CSSで任意の要素に::backdropする方法
CSS には要素の背後を覆い隠す::backdrop擬似要素というものがあります。::backdrop
を使用することで、要素の背後にあるものを隠し、見せたい場所や操作できる箇所を強調させることができます。
しかし、現時点ではdialog要素によるモーダルウィンドウやポップアップウィンドウ、動画のフルスクリーンモードなどの一部の状態でしか使用できません。

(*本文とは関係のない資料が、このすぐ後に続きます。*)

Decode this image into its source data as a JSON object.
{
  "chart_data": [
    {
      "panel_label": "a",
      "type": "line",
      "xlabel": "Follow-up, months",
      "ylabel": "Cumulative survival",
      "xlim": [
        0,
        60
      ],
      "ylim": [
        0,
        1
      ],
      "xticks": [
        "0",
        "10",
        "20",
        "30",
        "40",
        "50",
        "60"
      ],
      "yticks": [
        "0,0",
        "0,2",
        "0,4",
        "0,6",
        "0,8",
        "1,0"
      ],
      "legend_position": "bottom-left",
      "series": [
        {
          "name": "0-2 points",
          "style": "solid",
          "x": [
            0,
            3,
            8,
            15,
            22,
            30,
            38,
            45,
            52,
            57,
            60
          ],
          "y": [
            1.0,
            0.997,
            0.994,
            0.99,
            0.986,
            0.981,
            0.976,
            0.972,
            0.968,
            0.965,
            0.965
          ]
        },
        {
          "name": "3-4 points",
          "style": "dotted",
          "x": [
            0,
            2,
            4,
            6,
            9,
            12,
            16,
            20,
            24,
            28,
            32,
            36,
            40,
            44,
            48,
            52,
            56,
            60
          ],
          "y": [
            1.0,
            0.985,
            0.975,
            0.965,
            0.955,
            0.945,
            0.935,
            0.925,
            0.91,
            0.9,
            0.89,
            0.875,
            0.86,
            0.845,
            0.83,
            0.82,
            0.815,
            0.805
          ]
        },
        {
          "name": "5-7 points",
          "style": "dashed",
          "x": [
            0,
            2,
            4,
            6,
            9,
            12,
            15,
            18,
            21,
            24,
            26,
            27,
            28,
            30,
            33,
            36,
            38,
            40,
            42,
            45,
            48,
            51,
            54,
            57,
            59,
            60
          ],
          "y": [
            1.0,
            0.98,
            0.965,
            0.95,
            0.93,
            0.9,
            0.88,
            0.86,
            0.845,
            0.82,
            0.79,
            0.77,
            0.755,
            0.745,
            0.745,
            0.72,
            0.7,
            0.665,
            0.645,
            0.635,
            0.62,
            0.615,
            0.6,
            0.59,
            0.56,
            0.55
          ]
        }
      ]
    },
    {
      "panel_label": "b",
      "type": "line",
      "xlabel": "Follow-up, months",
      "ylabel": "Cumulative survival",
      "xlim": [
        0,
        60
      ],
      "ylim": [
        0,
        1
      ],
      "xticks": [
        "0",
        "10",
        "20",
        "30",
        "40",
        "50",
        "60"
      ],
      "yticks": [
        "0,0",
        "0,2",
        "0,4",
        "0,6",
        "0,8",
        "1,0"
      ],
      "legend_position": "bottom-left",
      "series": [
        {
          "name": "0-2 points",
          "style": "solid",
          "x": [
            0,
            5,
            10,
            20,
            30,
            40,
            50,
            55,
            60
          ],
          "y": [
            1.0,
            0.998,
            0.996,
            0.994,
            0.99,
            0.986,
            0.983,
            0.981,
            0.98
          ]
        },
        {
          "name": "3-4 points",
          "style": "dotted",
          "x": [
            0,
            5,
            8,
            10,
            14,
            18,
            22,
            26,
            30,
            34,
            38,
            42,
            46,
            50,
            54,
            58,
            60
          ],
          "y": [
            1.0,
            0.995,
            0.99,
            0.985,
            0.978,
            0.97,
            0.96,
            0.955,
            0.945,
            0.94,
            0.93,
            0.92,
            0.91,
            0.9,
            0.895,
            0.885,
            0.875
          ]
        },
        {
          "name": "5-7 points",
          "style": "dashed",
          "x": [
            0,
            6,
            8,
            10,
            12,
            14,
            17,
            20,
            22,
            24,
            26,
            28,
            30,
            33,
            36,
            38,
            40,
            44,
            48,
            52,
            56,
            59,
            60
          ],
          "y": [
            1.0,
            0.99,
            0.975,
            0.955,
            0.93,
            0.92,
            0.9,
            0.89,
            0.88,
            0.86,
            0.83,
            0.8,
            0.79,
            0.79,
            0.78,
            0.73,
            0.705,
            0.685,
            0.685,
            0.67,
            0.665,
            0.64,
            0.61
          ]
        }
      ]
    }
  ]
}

今回は、dialog要素やフルスクリーンモード以外でも ::backdrop
する方法を紹介します。
方法は2種類あります。擬似要素を使用した割とポピュラーな方法と、今回の本命となるborder-imageプロパティを使用した方法です。
擬似要素を使用する方法
.backdrop {
position: relative;
}
.backdrop:hover {
z-index: 1;
}
.backdrop:hover::after {
background: rgb(0,0,0,0.5);
content: "";
pointer-events: none;
position: absolute;
inset: 0;
z-index: -1;
}
::backdrop
したい要素に positionプロパティの static
以外の値を設定します。
要素がhover状態になったら、その他の要素より前面になるよう、z-indexプロパティを設定し、その背後に position: fixed;
と z-index: -1;
を設定した、表示領域全体を覆う擬似要素を表示させます。
擬似要素には pointer-events: none;
を追加する必要があります。これが無いと表示領域全体がhover状態になり、::backdrop
しっぱなしになります。
border-imageプロパティを使用する方法
今回の本命となる方法です。
.backdrop {
position: relative;
}
.backdrop:hover {
border-image: linear-gradient(rgb(0,0,0,0.5),rgb(0,0,0,0.5)) 10000 fill / 10000px / 10000px;
z-index: 1;
}
これだけです。擬似要素を使用した場合と比べ、少ない記述で実現できます。
border-imageプロパティは、border-image-sourceプロパティ (linear-gradient の部分)、border-image-sliceプロパティ (10000 の部分)、border-image-widthプロパティ (1つ目の 10000px の部分)、border-image-outsetプロパティ (2つ目の 10000px の部分)、border-image-repeatプロパティ (今回は不使用) のショートハンドプロパティです。
border-image-outsetプロパティを使用すると、要素外側にボーダー画像が設定でき、スクロール領域をはみ出しても、余計な縦スクロール・横スクロールは発生しません。
他にも次のような設定ができ、応用すると、table要素のhover時のスタイリングなども実装できます。
上下にのみ ::backdrop
.backdrop-vertical {
border-image: linear-gradient(rgb(0,0,0,0.5),rgb(0,0,0,0.5)) 10000 0 / 10000px 0 / 10000px 0;
inline-size: max-content;
max-inline-size: 100%;
margin-inline: auto;
}
border-image-sliceプロパティの部分、border-image-widthプロパティの部分、border-image-outsetプロパティの部分を、marginプロパティのショートハンドと同様に設定します。
左右と適用要素の背後に ::backdrop
.backdrop-horizontal {
border-image: linear-gradient(rgb(0,0,0,0.5),rgb(0,0,0,0.5)) 0 10000 fill / 0 10000px / 0 10000px;
inline-size: max-content;
max-inline-size: 100%;
margin-inline: auto;
}
border-image-sliceプロパティの部分に fill
を加えることで、適用要素の背後にも ::backdrop
が追加されます。
祖先要素を突き抜けて、横いっぱいに広がる見出しなどにも使用できます。
四隅にのみ ::backdrop
.backdrop-corner {
border-image: linear-gradient(rgb(0,0,0,0.5),rgb(0,0,0,0.5)) 100% / 10000px / 10000px;
inline-size: max-content;
max-inline-size: 100%;
margin-inline: auto;
}
table要素のセル (td要素, th要素) に適用すると良さそうな設定です。しかし、borderプロパティとの併用ができないので、::before擬似要素や、::after擬似要素と組み合わせる必要があります。
CodePen
〆
バックドロップっていうと、真っ先にプロレスのやつが思い浮かびます。